Berikut poin‑poin utama keputusan PTUN:
- Penolakan gugatan karena tidak terbukti adanya pelanggaran prosedural.
- Pengesahan kembali hasil pemilihan Mardiono sebagai Ketua Umum DPP PPP periode 2025‑2030.
- Penegasan bahwa keputusan internal partai bersifat final kecuali ada bukti kuat pelanggaran hukum.
Reaksi dari pihak PPP menyambut keputusan pengadilan dengan rasa lega. Sekretaris Jenderal PPP, Ahmad Sulaiman, menyatakan bahwa keputusan ini memberikan stabilitas politik bagi partai menjelang pemilihan umum legislatif dan presiden mendatang. Sementara itu, para penggugat dinyatakan akan meninjau opsi hukum selanjutnya, meskipun peluang berhasil dianggap kecil.

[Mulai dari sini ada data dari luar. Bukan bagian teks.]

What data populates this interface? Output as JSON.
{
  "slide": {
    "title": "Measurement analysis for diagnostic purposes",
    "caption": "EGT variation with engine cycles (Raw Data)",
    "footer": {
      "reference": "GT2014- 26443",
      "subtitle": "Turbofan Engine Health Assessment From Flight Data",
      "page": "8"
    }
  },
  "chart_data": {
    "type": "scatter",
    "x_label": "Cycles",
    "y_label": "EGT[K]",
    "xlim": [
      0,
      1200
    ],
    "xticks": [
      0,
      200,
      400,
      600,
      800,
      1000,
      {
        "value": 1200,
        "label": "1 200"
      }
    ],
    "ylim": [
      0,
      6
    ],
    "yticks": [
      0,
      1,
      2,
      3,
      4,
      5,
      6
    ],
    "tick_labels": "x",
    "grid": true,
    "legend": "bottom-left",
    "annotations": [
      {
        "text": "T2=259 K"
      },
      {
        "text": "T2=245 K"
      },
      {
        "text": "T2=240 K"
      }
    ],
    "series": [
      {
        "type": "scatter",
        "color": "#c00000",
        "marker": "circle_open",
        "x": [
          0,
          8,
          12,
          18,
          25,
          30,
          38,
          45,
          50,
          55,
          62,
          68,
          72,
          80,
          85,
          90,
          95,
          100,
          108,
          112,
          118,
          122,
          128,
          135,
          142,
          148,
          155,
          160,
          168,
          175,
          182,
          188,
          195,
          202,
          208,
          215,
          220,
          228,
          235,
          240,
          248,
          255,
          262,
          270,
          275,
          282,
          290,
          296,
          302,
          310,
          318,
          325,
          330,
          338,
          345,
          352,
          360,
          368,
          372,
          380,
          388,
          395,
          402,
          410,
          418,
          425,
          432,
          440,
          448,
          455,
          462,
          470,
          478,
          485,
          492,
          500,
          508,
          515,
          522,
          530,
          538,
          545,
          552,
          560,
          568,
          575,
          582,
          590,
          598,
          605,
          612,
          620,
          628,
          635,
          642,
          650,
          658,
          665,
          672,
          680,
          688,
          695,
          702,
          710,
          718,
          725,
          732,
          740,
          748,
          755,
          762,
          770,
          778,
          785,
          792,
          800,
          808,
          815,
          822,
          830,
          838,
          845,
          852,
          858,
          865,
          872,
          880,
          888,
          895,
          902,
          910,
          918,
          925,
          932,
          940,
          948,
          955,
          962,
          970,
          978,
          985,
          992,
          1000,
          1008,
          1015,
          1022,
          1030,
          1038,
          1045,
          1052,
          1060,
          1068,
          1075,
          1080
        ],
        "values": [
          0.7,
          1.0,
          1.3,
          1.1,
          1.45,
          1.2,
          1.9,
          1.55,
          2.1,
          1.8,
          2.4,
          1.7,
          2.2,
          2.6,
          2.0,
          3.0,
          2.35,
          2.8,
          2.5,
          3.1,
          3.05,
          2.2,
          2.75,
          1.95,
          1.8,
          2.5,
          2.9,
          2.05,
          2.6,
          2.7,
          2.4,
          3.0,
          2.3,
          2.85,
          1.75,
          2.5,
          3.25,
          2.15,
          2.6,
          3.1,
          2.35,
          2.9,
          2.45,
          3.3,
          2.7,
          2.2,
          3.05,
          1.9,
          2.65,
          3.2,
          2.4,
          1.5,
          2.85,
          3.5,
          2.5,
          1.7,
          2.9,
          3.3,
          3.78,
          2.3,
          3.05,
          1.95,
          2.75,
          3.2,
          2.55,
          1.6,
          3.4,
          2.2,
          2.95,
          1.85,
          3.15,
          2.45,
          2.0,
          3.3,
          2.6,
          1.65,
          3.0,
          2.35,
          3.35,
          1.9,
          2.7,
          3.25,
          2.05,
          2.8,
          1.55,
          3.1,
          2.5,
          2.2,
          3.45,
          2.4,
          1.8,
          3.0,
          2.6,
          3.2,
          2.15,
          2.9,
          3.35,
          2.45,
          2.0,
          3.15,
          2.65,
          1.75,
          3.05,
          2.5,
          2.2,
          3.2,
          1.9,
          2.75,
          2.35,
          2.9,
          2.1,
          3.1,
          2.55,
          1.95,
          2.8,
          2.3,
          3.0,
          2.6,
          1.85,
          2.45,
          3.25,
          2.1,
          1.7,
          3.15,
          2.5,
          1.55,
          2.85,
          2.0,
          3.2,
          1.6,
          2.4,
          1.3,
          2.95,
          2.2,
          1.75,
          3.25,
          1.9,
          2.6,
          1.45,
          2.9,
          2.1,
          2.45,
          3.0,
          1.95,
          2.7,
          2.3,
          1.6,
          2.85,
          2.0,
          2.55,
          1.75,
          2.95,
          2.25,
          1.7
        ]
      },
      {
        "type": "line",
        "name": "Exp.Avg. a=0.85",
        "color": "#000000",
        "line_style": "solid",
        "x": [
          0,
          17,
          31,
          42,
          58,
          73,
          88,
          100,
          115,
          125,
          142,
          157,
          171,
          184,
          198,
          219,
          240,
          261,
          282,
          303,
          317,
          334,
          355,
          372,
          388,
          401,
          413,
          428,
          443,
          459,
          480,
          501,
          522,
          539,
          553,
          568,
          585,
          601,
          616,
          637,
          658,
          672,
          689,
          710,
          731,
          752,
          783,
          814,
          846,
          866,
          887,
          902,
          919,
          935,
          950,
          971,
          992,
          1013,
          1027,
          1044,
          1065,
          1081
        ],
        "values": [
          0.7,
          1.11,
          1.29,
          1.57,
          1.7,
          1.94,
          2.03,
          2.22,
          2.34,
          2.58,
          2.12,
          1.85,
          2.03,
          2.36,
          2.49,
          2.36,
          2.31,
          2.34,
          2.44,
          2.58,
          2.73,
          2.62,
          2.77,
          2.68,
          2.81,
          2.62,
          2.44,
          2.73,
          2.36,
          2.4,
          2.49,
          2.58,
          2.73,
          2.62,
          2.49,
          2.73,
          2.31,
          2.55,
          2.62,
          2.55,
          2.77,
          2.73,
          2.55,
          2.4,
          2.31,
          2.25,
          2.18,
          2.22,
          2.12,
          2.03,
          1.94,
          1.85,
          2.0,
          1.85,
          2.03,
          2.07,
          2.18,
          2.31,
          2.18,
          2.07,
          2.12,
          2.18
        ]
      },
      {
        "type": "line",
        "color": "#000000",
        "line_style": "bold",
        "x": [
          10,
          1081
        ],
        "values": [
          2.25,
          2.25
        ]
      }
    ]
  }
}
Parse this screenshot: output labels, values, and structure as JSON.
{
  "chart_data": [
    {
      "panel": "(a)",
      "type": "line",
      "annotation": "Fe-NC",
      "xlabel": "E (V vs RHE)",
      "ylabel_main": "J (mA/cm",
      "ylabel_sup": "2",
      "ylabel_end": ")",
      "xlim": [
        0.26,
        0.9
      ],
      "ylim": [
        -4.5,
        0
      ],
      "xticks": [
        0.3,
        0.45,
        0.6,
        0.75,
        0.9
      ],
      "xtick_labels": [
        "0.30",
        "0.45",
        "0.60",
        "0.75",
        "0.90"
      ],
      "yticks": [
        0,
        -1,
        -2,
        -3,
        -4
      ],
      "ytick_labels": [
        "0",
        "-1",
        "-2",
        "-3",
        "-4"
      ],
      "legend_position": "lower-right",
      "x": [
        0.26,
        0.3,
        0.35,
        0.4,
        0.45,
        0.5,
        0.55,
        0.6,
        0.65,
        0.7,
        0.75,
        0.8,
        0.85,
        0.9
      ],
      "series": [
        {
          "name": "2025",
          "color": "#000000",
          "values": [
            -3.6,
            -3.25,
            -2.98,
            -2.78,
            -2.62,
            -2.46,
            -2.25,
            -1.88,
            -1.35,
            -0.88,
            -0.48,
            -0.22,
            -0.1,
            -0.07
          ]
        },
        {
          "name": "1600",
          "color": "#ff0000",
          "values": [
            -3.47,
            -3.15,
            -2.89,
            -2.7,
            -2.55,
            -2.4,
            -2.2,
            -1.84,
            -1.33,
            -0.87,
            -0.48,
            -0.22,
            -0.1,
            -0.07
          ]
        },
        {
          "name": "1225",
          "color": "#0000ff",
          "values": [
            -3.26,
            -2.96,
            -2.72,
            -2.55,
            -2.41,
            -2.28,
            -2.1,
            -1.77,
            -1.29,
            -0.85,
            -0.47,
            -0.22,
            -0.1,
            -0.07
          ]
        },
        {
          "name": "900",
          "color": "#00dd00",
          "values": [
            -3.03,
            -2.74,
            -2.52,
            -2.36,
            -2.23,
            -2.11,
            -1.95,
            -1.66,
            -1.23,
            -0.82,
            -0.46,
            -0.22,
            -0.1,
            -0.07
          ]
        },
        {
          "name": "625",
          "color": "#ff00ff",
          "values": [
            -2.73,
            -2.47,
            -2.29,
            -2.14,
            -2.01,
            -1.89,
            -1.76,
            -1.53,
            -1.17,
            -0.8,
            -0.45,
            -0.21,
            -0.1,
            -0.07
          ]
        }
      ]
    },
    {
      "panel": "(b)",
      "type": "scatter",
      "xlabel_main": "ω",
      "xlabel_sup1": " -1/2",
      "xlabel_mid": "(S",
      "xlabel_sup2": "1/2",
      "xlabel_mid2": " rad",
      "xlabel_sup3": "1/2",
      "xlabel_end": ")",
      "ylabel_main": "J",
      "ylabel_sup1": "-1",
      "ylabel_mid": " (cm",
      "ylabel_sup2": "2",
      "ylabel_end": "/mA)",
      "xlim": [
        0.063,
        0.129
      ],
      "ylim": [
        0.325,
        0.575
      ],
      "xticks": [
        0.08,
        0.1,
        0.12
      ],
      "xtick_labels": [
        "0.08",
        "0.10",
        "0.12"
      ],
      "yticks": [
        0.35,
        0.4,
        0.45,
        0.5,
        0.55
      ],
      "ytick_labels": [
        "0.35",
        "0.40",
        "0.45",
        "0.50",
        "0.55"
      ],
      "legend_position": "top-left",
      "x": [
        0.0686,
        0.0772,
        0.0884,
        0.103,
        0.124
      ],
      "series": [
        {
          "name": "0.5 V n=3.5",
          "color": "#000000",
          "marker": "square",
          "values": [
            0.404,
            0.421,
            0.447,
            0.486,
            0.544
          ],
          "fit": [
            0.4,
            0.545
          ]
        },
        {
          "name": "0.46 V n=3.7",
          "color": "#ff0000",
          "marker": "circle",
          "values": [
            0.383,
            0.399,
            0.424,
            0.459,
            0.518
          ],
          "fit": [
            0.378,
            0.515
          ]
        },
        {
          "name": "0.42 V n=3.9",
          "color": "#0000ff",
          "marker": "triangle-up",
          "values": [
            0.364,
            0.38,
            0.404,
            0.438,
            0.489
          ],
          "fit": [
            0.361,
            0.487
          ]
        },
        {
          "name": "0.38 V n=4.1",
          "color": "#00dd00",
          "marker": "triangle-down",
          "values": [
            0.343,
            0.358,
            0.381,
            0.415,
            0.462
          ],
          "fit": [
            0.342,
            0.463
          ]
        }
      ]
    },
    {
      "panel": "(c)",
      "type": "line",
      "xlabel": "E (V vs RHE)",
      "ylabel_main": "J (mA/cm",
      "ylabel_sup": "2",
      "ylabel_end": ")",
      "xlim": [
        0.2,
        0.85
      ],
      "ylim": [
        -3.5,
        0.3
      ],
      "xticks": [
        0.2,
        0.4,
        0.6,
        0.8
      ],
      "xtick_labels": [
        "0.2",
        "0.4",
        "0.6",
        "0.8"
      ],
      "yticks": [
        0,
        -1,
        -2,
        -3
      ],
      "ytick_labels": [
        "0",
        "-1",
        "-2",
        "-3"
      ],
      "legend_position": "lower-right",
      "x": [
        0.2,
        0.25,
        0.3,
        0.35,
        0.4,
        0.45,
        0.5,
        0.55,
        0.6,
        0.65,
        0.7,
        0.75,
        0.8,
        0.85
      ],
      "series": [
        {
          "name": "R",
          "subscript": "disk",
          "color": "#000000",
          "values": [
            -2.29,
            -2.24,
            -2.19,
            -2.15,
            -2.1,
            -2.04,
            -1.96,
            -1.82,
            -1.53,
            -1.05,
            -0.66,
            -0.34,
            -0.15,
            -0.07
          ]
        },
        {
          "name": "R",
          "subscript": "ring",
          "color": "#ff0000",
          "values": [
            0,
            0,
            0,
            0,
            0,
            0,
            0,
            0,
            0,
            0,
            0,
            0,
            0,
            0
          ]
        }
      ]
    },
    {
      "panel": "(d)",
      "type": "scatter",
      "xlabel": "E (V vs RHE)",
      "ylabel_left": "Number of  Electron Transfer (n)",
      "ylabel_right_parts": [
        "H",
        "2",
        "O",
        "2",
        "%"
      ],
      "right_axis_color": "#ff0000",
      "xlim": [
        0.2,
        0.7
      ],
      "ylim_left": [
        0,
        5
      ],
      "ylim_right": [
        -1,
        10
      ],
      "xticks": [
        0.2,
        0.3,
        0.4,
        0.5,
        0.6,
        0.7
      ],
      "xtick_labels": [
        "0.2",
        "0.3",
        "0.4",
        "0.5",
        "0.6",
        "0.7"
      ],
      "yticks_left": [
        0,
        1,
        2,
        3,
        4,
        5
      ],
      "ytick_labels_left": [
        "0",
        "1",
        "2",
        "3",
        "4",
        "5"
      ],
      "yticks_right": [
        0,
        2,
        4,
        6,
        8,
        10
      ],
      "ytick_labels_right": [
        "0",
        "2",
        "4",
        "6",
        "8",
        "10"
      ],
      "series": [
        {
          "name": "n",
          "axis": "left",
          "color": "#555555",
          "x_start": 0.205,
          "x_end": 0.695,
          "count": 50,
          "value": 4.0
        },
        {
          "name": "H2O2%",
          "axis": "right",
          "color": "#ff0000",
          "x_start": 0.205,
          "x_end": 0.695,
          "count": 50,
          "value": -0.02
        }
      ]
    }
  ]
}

Keputusan PTUN ini juga dipandang penting karena menegaskan prinsip otonomi partai dalam menentukan kepemimpinan internal tanpa campur tangan luar, selama tidak melanggar undang‑undang. Dengan status Mardiono yang kini sudah pasti, PPP dapat memfokuskan strategi politiknya, termasuk penyusunan program kerja dan koalisi bagi pemilu 2029.